Data Breach at Community Bank Mainstreet Bancshares
Community Bank Mainstreet Bancshares reported that customer data was compromised during an attack on a third-party provider. This incident highlights a common vulnerability; vendors in the supply chain can often be weak links. The holding company, which mainly manages Main Street Bank, communicated with the US Securities and Exchange Commission (SEC) regarding the breach, stating that they were aware of such intrusions as early as March.
By April 28, they confirmed that their own data was among the stolen information, affecting about 4.65% of their customers.
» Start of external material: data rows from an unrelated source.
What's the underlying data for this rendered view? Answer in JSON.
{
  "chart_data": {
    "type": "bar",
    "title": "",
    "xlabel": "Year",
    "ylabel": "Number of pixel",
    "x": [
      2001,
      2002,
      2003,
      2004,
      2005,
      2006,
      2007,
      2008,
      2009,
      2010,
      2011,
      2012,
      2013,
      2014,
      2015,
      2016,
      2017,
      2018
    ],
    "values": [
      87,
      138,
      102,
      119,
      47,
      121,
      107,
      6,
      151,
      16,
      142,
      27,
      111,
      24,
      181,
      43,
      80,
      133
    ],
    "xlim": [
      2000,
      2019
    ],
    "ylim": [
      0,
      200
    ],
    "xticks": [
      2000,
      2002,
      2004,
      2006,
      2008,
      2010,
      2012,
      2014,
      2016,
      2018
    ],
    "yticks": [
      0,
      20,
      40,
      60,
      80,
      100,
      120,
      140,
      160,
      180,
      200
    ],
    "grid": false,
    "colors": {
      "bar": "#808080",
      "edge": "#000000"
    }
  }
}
While specific customer counts are generally not disclosed by business-centric banks, the company recently shared that total deposits rose by 13%, totaling $1.9 billion in 2024, alongside revenues of the same amount for the past year.
Main Street Bank is based in Fairfax, Virginia, and operates around 55,000 ATMs, along with just six branches in Virginia and Washington, D.C. They currently support over 1,000 businesses in office banking.
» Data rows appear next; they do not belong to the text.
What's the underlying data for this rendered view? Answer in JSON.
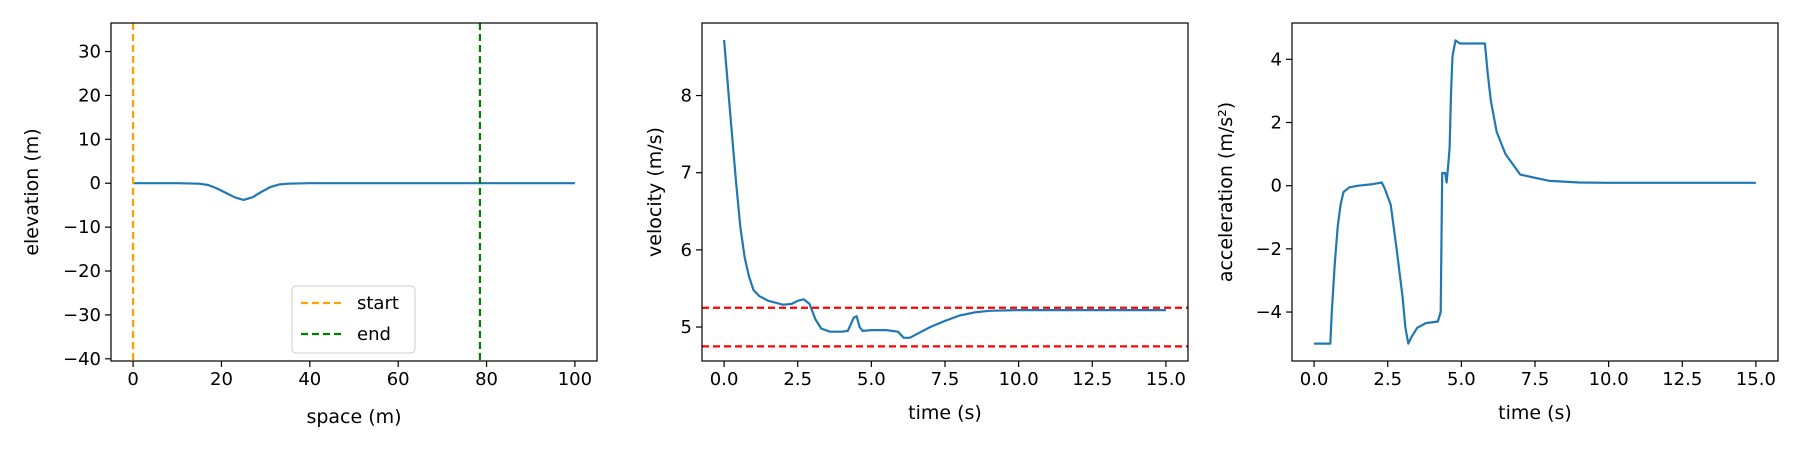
{
  "chart_data": [
    {
      "type": "line",
      "xlabel": "space (m)",
      "ylabel": "elevation (m)",
      "xlim": [
        -5,
        105
      ],
      "ylim": [
        -40.5,
        36.5
      ],
      "xticks": [
        0,
        20,
        40,
        60,
        80,
        100
      ],
      "yticks": [
        -40,
        -30,
        -20,
        -10,
        0,
        10,
        20,
        30
      ],
      "xtick_labels": [
        "0",
        "20",
        "40",
        "60",
        "80",
        "100"
      ],
      "ytick_labels": [
        "−40",
        "−30",
        "−20",
        "−10",
        "0",
        "10",
        "20",
        "30"
      ],
      "grid": false,
      "legend_position": "lower center",
      "series": [
        {
          "color": "#1f77b4",
          "style": "solid",
          "x": [
            0,
            10,
            15,
            17,
            19,
            21,
            23,
            25,
            27,
            29,
            31,
            33,
            35,
            40,
            60,
            80,
            100
          ],
          "y": [
            0,
            0,
            -0.1,
            -0.4,
            -1.2,
            -2.2,
            -3.2,
            -3.8,
            -3.2,
            -2.0,
            -0.9,
            -0.3,
            -0.1,
            0,
            0,
            0,
            0
          ]
        }
      ],
      "vlines": [
        {
          "x": 0,
          "color": "#ff9f00",
          "style": "dashed",
          "label": "start"
        },
        {
          "x": 78.5,
          "color": "#007f00",
          "style": "dashed",
          "label": "end"
        }
      ]
    },
    {
      "type": "line",
      "xlabel": "time (s)",
      "ylabel": "velocity (m/s)",
      "xlim": [
        -0.75,
        15.75
      ],
      "ylim": [
        4.56,
        8.94
      ],
      "xticks": [
        0,
        2.5,
        5,
        7.5,
        10,
        12.5,
        15
      ],
      "yticks": [
        5,
        6,
        7,
        8
      ],
      "xtick_labels": [
        "0.0",
        "2.5",
        "5.0",
        "7.5",
        "10.0",
        "12.5",
        "15.0"
      ],
      "ytick_labels": [
        "5",
        "6",
        "7",
        "8"
      ],
      "grid": false,
      "series": [
        {
          "color": "#1f77b4",
          "style": "solid",
          "x": [
            0,
            0.2,
            0.4,
            0.55,
            0.7,
            0.85,
            1.0,
            1.2,
            1.5,
            2.0,
            2.3,
            2.5,
            2.7,
            2.9,
            3.1,
            3.3,
            3.6,
            4.0,
            4.2,
            4.4,
            4.5,
            4.6,
            4.7,
            5.0,
            5.5,
            5.9,
            6.1,
            6.3,
            6.6,
            7.0,
            7.5,
            8.0,
            8.5,
            9.0,
            10.0,
            11.0,
            12.0,
            13.0,
            14.0,
            15.0
          ],
          "y": [
            8.72,
            7.8,
            6.9,
            6.3,
            5.9,
            5.65,
            5.48,
            5.4,
            5.34,
            5.29,
            5.3,
            5.34,
            5.36,
            5.3,
            5.1,
            4.98,
            4.94,
            4.94,
            4.95,
            5.12,
            5.14,
            5.0,
            4.95,
            4.96,
            4.96,
            4.94,
            4.86,
            4.86,
            4.92,
            5.0,
            5.08,
            5.15,
            5.19,
            5.21,
            5.22,
            5.22,
            5.22,
            5.22,
            5.22,
            5.22
          ]
        }
      ],
      "hlines": [
        {
          "y": 5.25,
          "color": "#ff0000",
          "style": "dashed"
        },
        {
          "y": 4.75,
          "color": "#ff0000",
          "style": "dashed"
        }
      ]
    },
    {
      "type": "line",
      "xlabel": "time (s)",
      "ylabel": "acceleration (m/s²)",
      "xlim": [
        -0.75,
        15.75
      ],
      "ylim": [
        -5.55,
        5.15
      ],
      "xticks": [
        0,
        2.5,
        5,
        7.5,
        10,
        12.5,
        15
      ],
      "yticks": [
        -4,
        -2,
        0,
        2,
        4
      ],
      "xtick_labels": [
        "0.0",
        "2.5",
        "5.0",
        "7.5",
        "10.0",
        "12.5",
        "15.0"
      ],
      "ytick_labels": [
        "−4",
        "−2",
        "0",
        "2",
        "4"
      ],
      "grid": false,
      "series": [
        {
          "color": "#1f77b4",
          "style": "solid",
          "x": [
            0,
            0.3,
            0.55,
            0.6,
            0.7,
            0.8,
            0.9,
            1.0,
            1.2,
            1.5,
            2.0,
            2.3,
            2.4,
            2.6,
            2.8,
            3.0,
            3.1,
            3.2,
            3.3,
            3.5,
            3.8,
            4.2,
            4.3,
            4.35,
            4.45,
            4.5,
            4.55,
            4.6,
            4.65,
            4.7,
            4.8,
            4.95,
            5.1,
            5.5,
            5.8,
            5.9,
            6.0,
            6.2,
            6.5,
            7.0,
            7.5,
            8.0,
            9.0,
            10.0,
            11.0,
            12.0,
            13.0,
            14.0,
            15.0
          ],
          "y": [
            -5.0,
            -5.0,
            -5.0,
            -4.0,
            -2.5,
            -1.3,
            -0.6,
            -0.2,
            -0.05,
            0.0,
            0.05,
            0.1,
            -0.1,
            -0.6,
            -2.0,
            -3.5,
            -4.5,
            -5.0,
            -4.8,
            -4.5,
            -4.35,
            -4.3,
            -4.0,
            0.4,
            0.4,
            0.1,
            0.6,
            1.2,
            3.0,
            4.1,
            4.6,
            4.5,
            4.5,
            4.5,
            4.5,
            3.5,
            2.7,
            1.7,
            1.0,
            0.35,
            0.25,
            0.15,
            0.1,
            0.09,
            0.09,
            0.09,
            0.09,
            0.09,
            0.09
          ]
        }
      ]
    }
  ]
}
According to a Form 8-K, the holding company reassured that neither its technology infrastructure nor its trading practices were compromised during the incident.
The breaches at unnamed third-party vendors did not seem to affect Main Street’s overall operations or financial status. In response to the warnings about the attack, Main Street activated an incident response process to assess and rectify the situation, concluding early on that the overall impact would likely be minimal.
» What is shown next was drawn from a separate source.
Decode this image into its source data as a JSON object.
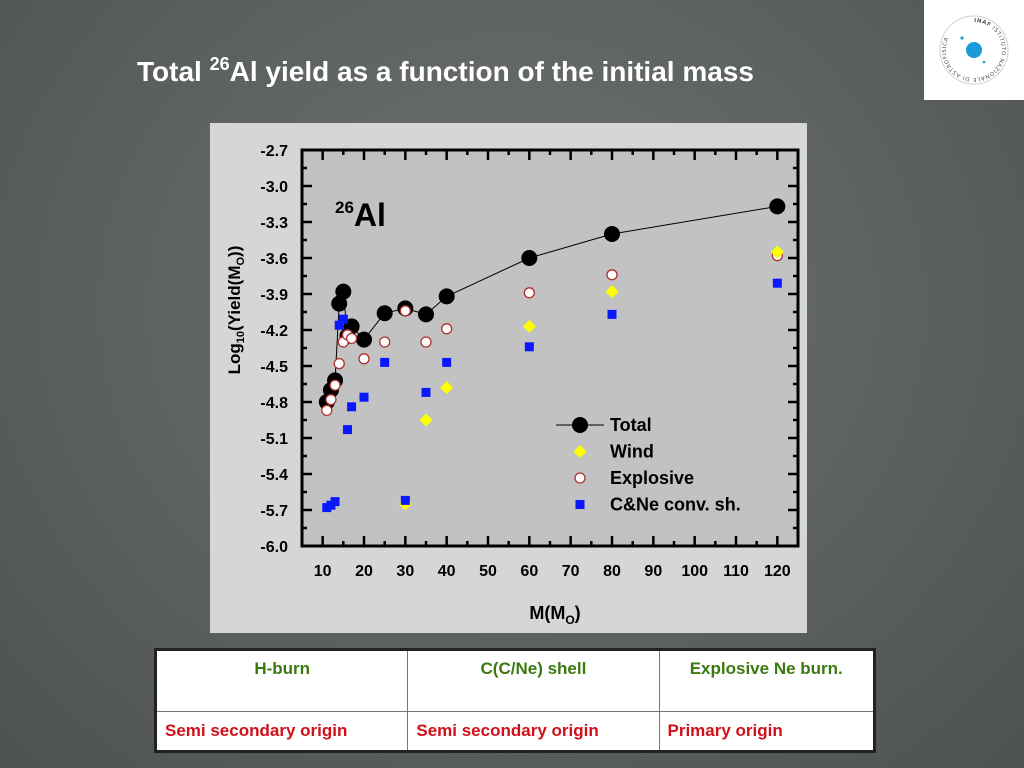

Each vendor had undergone a thorough security assessment, yet Main Street promptly halted all transactions with the affected provider.
On May 26, 2025, Main Street implemented an appropriate surveillance system, notified impacted customers, and offered tools to monitor any suspicious activity.
Pushback on Cyberattack Reporting Requirements
As the UK prepares to enhance mandatory reporting requirements for cyberattacks, leaders in the U.S. banking sector are expressing frustration and advocating for the repeal of similar regulations. The SEC’s Item 1.05 rule in the Form 8-K, which necessitates U.S. entities to disclose cybersecurity or data security failures, took effect in December 2023. Since then, hundreds of organizations have had to report such incidents.
According to the Open Source Tracker, 221 cyber incidents have been reported through these filings. Recently, a coalition—including SIFMA and the American Bankers Association—submitted a request to the SEC to eliminate the Item 1.05 rule for various reasons.
The banking sector seeks to revise both the Form 8-K and Form 6-K requirements because the Item 1.05 leads to the bulk of disclosures. The rules mandate swift reporting, which can sometimes lead to premature public announcements of attacks, leaving institutions at a disadvantage before a complete investigation is conducted.
Banking leaders also argue that these filings often do not provide actionable information for investors and that there’s significant confusion around what qualifies as a “material” data event. The SEC has attempted to clarify this issue, but misunderstandings persist.
Moreover, the agency claims that these disclosures can be exploited by malicious actors, as seen with the now-diminished Alphv/Blackcat ransomware group. The letter from banking institutions stated, “These requirements impose additional risks, costs, and complexities on SEC registrants, undermining the SEC’s mission to foster capital formation.”
In a call for collaboration, five banking organizations asserted their desire for the SEC to remove the Item 1.05 rule while expressing their willingness to work with regulators to create a more balanced approach to cyber disclosure that considers national security and investor protection.